Iranian artist Ramin Haerizadeh tears apart the symbols around us and rearranges them to draw out darker, submerged and subtly humorous truths. Since his solo show in 2008 at GALLERY ISABELLE VAN DEN EYNDE (prev. B21), and his appearance in Charles Saatchi's Unveiled: New Art from the Middle East and Galerie Thaddeaus Ropac, Ramin has created a raft of new work that delves deeper into the skewed psyche of his country. He emerges sensitive to the theatricality of Iran's modern history and how to subvert that with a cinematographer's eye.

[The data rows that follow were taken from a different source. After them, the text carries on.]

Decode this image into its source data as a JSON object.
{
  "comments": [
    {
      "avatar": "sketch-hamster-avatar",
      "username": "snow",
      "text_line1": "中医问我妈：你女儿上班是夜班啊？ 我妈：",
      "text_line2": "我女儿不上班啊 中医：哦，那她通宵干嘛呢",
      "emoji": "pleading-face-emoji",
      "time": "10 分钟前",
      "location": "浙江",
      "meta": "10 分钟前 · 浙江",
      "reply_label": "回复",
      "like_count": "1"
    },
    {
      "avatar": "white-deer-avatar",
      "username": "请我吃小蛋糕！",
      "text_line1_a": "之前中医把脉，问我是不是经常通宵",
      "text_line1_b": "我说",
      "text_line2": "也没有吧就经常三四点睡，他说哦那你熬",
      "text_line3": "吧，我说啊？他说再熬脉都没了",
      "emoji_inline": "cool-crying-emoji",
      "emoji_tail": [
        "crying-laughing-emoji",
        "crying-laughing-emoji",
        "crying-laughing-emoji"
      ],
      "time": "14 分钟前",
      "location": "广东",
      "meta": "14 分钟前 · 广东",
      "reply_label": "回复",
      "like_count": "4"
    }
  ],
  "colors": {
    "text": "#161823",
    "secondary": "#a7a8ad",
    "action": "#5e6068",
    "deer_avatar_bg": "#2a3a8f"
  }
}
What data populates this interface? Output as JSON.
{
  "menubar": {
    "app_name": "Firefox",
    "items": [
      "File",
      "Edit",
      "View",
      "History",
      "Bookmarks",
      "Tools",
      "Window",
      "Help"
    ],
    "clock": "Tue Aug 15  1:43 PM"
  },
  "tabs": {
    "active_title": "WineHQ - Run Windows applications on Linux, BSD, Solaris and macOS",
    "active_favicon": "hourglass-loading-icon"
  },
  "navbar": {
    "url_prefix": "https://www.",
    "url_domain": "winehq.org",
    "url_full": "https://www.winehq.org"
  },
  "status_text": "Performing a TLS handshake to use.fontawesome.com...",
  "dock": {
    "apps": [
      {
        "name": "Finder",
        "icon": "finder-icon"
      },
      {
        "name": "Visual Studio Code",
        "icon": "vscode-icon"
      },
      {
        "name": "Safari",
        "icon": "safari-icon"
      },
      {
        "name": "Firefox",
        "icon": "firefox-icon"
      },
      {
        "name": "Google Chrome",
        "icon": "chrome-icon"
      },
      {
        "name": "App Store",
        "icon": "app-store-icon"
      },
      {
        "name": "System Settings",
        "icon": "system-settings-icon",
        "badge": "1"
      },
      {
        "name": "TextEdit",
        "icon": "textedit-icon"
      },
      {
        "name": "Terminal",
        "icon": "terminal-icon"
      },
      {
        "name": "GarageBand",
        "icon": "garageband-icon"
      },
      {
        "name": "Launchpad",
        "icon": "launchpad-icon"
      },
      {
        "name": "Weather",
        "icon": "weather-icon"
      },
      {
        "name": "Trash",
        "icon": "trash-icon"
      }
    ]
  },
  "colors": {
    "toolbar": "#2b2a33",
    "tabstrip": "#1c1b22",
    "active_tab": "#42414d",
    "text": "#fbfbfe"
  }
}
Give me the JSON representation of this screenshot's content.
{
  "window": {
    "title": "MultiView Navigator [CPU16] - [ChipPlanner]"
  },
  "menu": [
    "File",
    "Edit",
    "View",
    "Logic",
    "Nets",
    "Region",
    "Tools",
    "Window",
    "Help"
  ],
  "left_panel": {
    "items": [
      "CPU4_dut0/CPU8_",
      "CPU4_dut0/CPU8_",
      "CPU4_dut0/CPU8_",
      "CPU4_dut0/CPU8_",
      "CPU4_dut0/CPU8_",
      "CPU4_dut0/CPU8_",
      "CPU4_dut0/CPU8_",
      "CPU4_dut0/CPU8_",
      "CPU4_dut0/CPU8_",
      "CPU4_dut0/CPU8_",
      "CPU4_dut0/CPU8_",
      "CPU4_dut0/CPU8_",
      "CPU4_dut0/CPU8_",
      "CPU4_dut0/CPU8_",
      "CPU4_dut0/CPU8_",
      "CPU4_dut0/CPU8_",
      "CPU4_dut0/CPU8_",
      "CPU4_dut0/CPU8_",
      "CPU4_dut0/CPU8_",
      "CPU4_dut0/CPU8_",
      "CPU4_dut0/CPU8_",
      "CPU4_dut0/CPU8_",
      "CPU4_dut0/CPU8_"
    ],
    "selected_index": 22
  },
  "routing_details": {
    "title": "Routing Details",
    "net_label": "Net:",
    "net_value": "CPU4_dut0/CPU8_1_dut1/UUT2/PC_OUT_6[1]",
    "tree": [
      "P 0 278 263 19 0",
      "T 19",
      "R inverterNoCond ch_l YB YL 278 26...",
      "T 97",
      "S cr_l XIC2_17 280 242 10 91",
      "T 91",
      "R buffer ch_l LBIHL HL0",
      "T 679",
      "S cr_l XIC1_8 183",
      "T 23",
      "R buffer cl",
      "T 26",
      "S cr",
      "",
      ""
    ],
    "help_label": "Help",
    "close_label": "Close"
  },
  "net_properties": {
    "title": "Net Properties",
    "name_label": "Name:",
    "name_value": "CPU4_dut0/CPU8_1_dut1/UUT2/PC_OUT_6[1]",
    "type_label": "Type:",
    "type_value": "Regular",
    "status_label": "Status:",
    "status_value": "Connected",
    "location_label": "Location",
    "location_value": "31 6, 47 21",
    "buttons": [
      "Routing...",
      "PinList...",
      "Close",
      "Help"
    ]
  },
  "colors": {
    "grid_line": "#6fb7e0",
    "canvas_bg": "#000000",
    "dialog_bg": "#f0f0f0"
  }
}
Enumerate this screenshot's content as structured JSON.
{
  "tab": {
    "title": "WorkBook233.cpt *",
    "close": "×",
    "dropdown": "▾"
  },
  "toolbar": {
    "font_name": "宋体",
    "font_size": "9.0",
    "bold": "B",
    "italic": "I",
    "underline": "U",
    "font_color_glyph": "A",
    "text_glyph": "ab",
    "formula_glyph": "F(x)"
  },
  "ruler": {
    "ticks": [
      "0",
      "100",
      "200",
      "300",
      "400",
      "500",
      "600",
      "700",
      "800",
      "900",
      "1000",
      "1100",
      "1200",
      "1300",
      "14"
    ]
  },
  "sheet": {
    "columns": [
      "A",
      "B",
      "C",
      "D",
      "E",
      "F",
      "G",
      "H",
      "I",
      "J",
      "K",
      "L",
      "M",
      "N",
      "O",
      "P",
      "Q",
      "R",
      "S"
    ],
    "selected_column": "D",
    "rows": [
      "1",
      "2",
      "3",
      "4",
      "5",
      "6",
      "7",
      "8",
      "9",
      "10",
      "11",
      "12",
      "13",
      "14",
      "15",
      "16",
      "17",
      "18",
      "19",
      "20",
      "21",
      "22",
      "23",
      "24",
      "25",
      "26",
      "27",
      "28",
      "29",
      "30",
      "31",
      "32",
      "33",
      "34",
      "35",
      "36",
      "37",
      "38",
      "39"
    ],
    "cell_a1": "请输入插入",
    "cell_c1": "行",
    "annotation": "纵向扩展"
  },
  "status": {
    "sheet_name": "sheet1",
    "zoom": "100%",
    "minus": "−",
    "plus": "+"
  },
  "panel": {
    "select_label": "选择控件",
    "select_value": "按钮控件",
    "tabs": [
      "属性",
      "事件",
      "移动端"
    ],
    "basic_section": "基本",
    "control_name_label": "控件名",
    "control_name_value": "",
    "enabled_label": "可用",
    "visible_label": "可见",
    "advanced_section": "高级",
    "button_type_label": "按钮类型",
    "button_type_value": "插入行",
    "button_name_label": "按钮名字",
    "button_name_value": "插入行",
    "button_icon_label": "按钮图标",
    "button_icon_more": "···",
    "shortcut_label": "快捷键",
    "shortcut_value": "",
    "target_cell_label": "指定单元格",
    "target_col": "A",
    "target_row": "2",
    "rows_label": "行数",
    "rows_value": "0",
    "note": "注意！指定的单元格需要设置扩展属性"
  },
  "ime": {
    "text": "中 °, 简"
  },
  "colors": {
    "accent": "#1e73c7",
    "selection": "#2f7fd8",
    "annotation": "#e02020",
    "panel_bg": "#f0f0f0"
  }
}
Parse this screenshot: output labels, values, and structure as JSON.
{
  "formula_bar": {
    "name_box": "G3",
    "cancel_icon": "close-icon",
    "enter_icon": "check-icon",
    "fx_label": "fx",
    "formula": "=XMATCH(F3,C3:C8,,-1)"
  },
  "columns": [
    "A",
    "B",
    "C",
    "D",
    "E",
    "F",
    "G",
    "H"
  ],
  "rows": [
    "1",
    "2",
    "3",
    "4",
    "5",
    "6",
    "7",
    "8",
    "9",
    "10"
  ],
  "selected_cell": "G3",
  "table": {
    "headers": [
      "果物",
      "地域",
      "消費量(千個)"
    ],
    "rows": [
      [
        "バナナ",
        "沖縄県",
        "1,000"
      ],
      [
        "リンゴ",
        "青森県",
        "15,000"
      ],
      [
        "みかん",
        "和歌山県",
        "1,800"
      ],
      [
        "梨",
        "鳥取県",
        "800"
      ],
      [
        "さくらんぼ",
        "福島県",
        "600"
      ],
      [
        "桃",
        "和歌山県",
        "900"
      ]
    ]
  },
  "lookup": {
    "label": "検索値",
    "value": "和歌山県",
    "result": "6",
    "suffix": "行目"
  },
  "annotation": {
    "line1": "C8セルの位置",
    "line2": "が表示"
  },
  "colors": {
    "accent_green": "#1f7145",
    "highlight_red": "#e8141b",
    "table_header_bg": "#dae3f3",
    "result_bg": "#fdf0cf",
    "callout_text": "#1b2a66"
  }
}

For the artist's latest collages he has gathered imagery from a TV production created for children in Iran, Shahr-e-Ghesseh (Farsi for 'City of Tales'), to form a cast of characters that illustrate his ideas about the continuing process of remaking identities in Iran since the 1979 Islamic Revolution. Shehr-e-Ghesseh was staged by an avant-garde theatre troupe in papier-mâché masks a decade before the Revolution. At the heart of the story is an elephant that arrives into a town of animals only to fall and break his tusk. The townsfolk, such as the mullah with the head of a fox, the bear who is a fortuneteller, and the parrot who is a poet, decide to 'fix' the broken elephant by placing the tusk on his head and snipping off his trunk. Without the features of an elephant, they decide he is no longer so and take him to register for an ID card - he is remade, given a human name, 'Manouchehr', and as the play continues his personality is lost.